Quand l’opinion publique veut dénigrer « les politiciens », les cumuls arrivent vite sur le tapis. Manifestement, le monde politique renâcle à y renoncer, avec des arguments qu’on ne peut ignorer. Mais qu’on doit réfuter.

La tendance actuelle en matière de cumul des mandats est à une plus stricte limitation. Des propositions de loi ont été déposées et certaines ont dépassé ce stade pour devenir des lois ou des décrets qui entreront prochainement en application. Parmi ces nouvelles règles, citons le quota limitant à 25% des membres de chaque groupe politique autorisés à cumuler un mandat de membre du Parlement wallon (député) avec un mandat au sein d’un collège communal (bourgmestre, échevin ou président de CPAS). On peut toutefois regretter que l’option choisie n’aille pas vers une interdiction pure et simple ce qui aurait constitué un signal nettement plus clair vis-à-vis de l’opinion publique.

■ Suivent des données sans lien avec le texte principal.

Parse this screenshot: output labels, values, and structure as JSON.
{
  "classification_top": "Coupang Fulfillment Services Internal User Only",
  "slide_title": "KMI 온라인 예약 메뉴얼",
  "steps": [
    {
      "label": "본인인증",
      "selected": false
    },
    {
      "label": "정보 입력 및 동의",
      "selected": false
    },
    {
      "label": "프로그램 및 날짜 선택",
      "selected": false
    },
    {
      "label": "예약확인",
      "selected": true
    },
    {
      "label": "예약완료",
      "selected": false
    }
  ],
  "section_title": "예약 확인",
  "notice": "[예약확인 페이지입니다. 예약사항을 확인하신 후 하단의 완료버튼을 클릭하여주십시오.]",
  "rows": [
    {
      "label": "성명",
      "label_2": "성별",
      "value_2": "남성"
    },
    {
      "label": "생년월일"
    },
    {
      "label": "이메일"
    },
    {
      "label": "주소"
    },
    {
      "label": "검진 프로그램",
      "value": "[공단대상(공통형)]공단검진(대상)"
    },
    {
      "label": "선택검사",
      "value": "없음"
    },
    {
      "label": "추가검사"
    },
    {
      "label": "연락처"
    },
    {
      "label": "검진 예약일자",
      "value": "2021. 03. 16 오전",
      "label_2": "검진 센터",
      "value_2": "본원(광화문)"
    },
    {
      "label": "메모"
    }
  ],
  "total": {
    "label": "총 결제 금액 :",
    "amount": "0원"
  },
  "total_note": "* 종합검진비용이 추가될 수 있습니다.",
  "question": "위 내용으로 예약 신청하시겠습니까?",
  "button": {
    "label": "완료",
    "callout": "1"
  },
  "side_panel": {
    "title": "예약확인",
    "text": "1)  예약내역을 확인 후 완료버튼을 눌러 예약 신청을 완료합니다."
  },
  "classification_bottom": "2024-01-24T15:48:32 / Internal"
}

En fait, cette question est plus controversée qu’on imagine souvent. Examinons les principaux arguments avancés de part et d’autre.

Limiter les cumuls

Argument majeur : chaque cumul entraîne un risque de conflits d’intérêts entre les fonctions exercées. Les limiter entraîne donc une réduction bénéfique pour la société des situations où de tels conflits sont inévitables. Par exemple, un parlementaire qui exerce en même temps une fonction d’élu au niveau local peut être amené à prendre une décision dans laquelle il est à la fois juge et partie lorsque des thématiques impliquant les communes sont débattues au Parlement.

« Un parlementaire qui exerce en même temps une fonction d’élu au niveau local peut être amené à prendre une décision dans laquelle il est à la fois juge et partie. »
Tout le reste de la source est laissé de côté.